Every artist is allowed to have a bad spell, especially people like Neil Young who have been making music for decades.
He has always had a knack for songwriting, which was perfectly reflected in his recent headline performance at Glastonbury. Young went for a very stripped-back approach, choosing to focus on playing the music he is renowned for rather than putting together an elaborate set. He performed songs throughout his entire career, spanning the many different eras he has tapped into throughout his time as a musician.
For the majority of that career, Young has produced work that he is deeply proud of. He has always chased what he calls the muse, which means that he is always looking to write in a way that reflects the current times. Whether that reflection is on a personal level or a global one varies, but you can guarantee that when you listen to Young, you will be getting a glimpse of honest-sounding music.

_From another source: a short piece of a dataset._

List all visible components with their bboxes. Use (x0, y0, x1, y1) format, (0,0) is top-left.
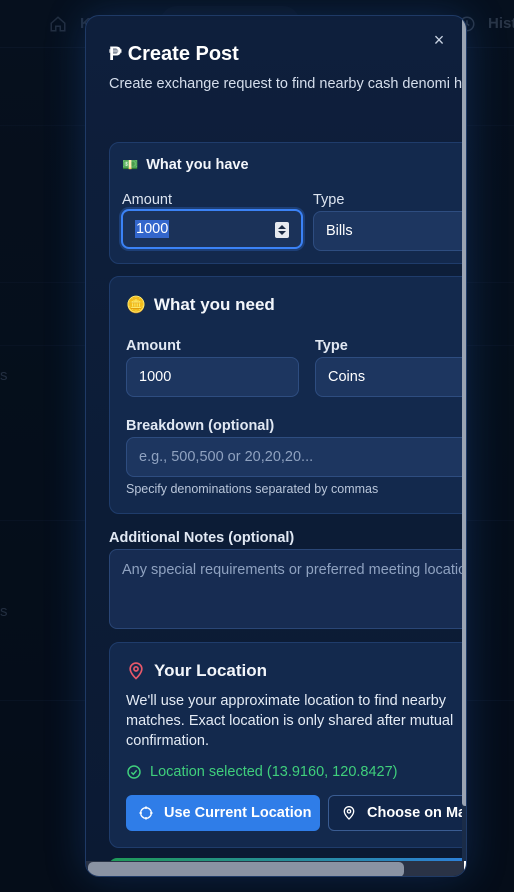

Even former band members with whom Young has fallen out admit that they have admiration for how committed he is to his craft. “I think Neil is very smart. I do respect his connection with what he calls ‘the muse’ of his music,” said Graham Nash in an exclusive interview with Far Out. “He follows that intently, and I understand that, and I respect that.”
Of course, while the majority of the work that Neil Young is responsible for is solid, there are some songs that don’t quite land as well as he would like. Throughout the mid-1980s, Young was responsible for a run of albums that felt disconnected compared to some of his other work. Fans didn’t take to it much, and it was hardly representative of Neil Young’s most successful work. Years later, when Young was asked about said albums, he said he made them intentionally directionless in a bid to frustrate people.
“I was doing this that didn’t really commit me one way or the other,” said Young. “I think I was disillusioned with a lot of things […] With life. For whatever reason, I chose to disguise the music, and keep everything inside the music, and not reach out, do things in styles that I knew would piss everybody off, so nobody would even buy it or listen to it.”
Despite the fact that Young was making albums with the intention of confusing people, he stands by the opinion that they’re good pieces of work. At the time, people didn’t enjoy the likes of Everybody’s Rockin’, Old Ways and Landing On Water, but Young still thought that they would fit into the bigger picture of his career and that people would start to like them later on.
“I don’t make excuses for those records,” Young noted. “I think those records are going to stand up, in time. I don’t feel the records are not as good as the records I’m doing now, I just feel that they’re not aimed at success—in any way. Yet if you put them on a wall—I look at them as if you’re walking through a museum.”
Concluding, “You see somebody’s paintings. You go, Wow, look at this period here! Is this weird!’ Especially considering what came after it and what was before it.”